Various embodiments relate to a control method for semiconductor light sources which is suitable for applications that presuppose a rapid driving of the semiconductor light sources. This is the case in front and rear projection applications for example.
Recently, powerful semiconductor light sources such as high-power light emitting diodes have increasingly been used in applications which had previously been reserved for high-pressure discharge lamps. Precisely in the field of projection, the semiconductor light sources are not driven continuously but rather are operated in pulsed fashion in order to meet the requirements in this field. Very short pulses are employed, which in return have a very high power density.

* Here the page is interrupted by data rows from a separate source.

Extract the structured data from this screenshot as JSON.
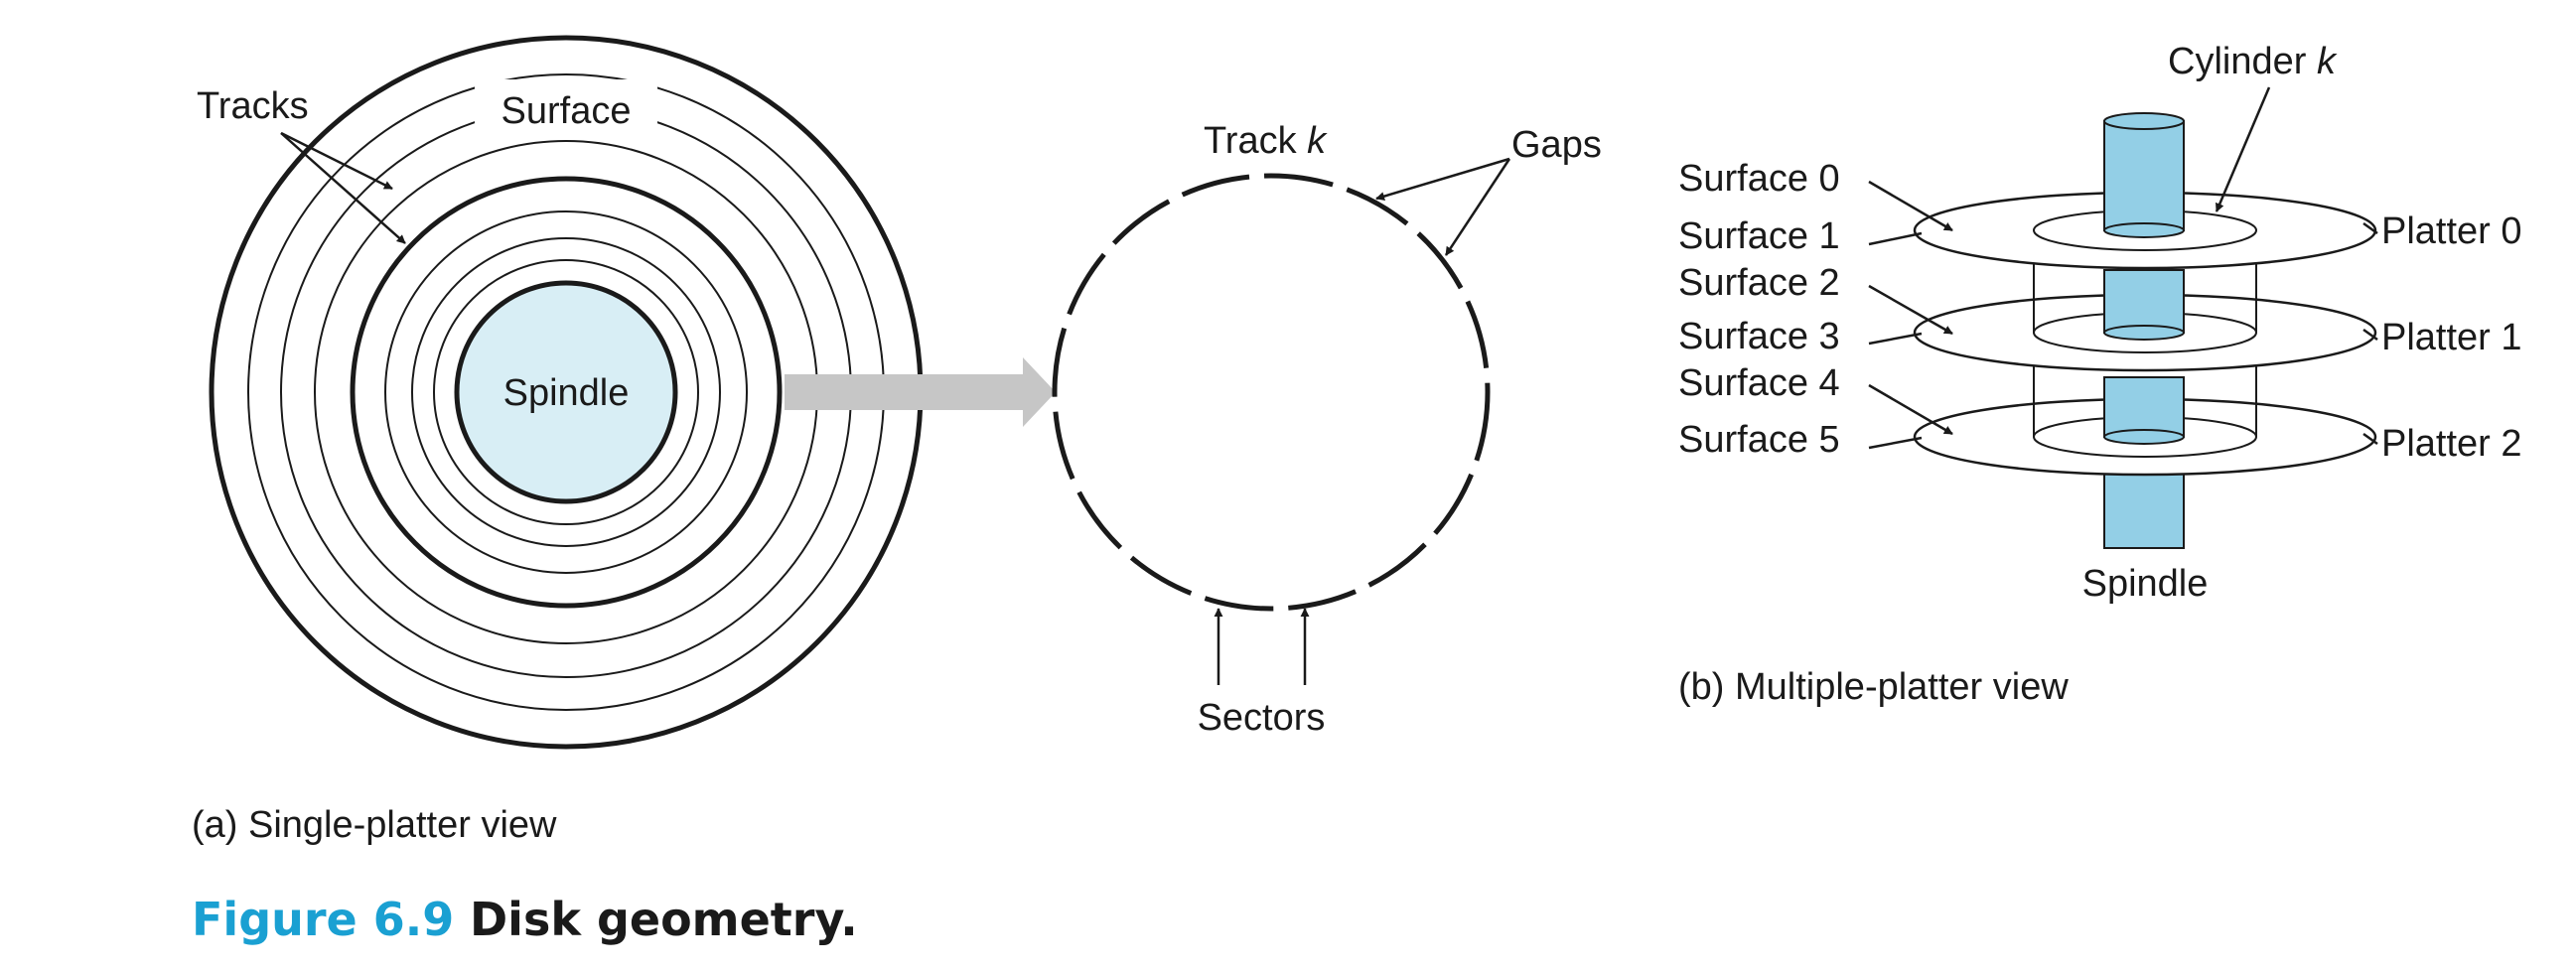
{
  "single_platter": {
    "tracks_label": "Tracks",
    "surface_label": "Surface",
    "spindle_label": "Spindle",
    "caption": "(a) Single-platter view"
  },
  "track_detail": {
    "track_label": "Track ",
    "track_var": "k",
    "gaps_label": "Gaps",
    "sectors_label": "Sectors"
  },
  "multi_platter": {
    "cylinder_label": "Cylinder ",
    "cylinder_var": "k",
    "surfaces": [
      "Surface 0",
      "Surface 1",
      "Surface 2",
      "Surface 3",
      "Surface 4",
      "Surface 5"
    ],
    "platters": [
      "Platter 0",
      "Platter 1",
      "Platter 2"
    ],
    "spindle_label": "Spindle",
    "caption": "(b) Multiple-platter view"
  },
  "figure": {
    "number": "Figure 6.9",
    "title": "Disk geometry."
  },
  "colors": {
    "spindle_fill": "#d8eef5",
    "cylinder_fill": "#93cfe6",
    "arrow_gray": "#c6c6c6",
    "figure_number": "#1aa0d2"
  }
}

Since, in present-day semiconductor light sources, the light emission is dependent to a greater or lesser extent on the temperature of semiconductor light sources themselves, a control is necessary which ensures that the quantity of light emitted by a projection unit remains constant. Since pulsed driving methods have only been employed for a short while, the control methods usually used only take account of heating of the semiconductor light sources in relatively large time spans, that is to say over a relatively long period of consideration. As an example, one conventional method can be mentioned in which the temperature of the heat sink or heat sinks connected to the semiconductor light sources is measured, and the driving of the semiconductor light sources is adapted in accordance with the heat sink temperature. This takes account only of long-term effects, but not of the immediate heating of the semiconductor light sources that takes place during driving with short, powerful pulses. Since the pulse pauses can occasionally be very long, the semiconductor light source has enough time to cool down before the next pulse, with the result that the average loading over time does not turn out to be excessively high.
However, the semiconductor light source heats up during such a pulse to such a great extent that the emitted quantity of light does not remain constant during the pulse, but rather decreases continuously. In display applications, this can lead to impairment of the backlighting quality, and hence of the picture quality, and is therefore undesirable.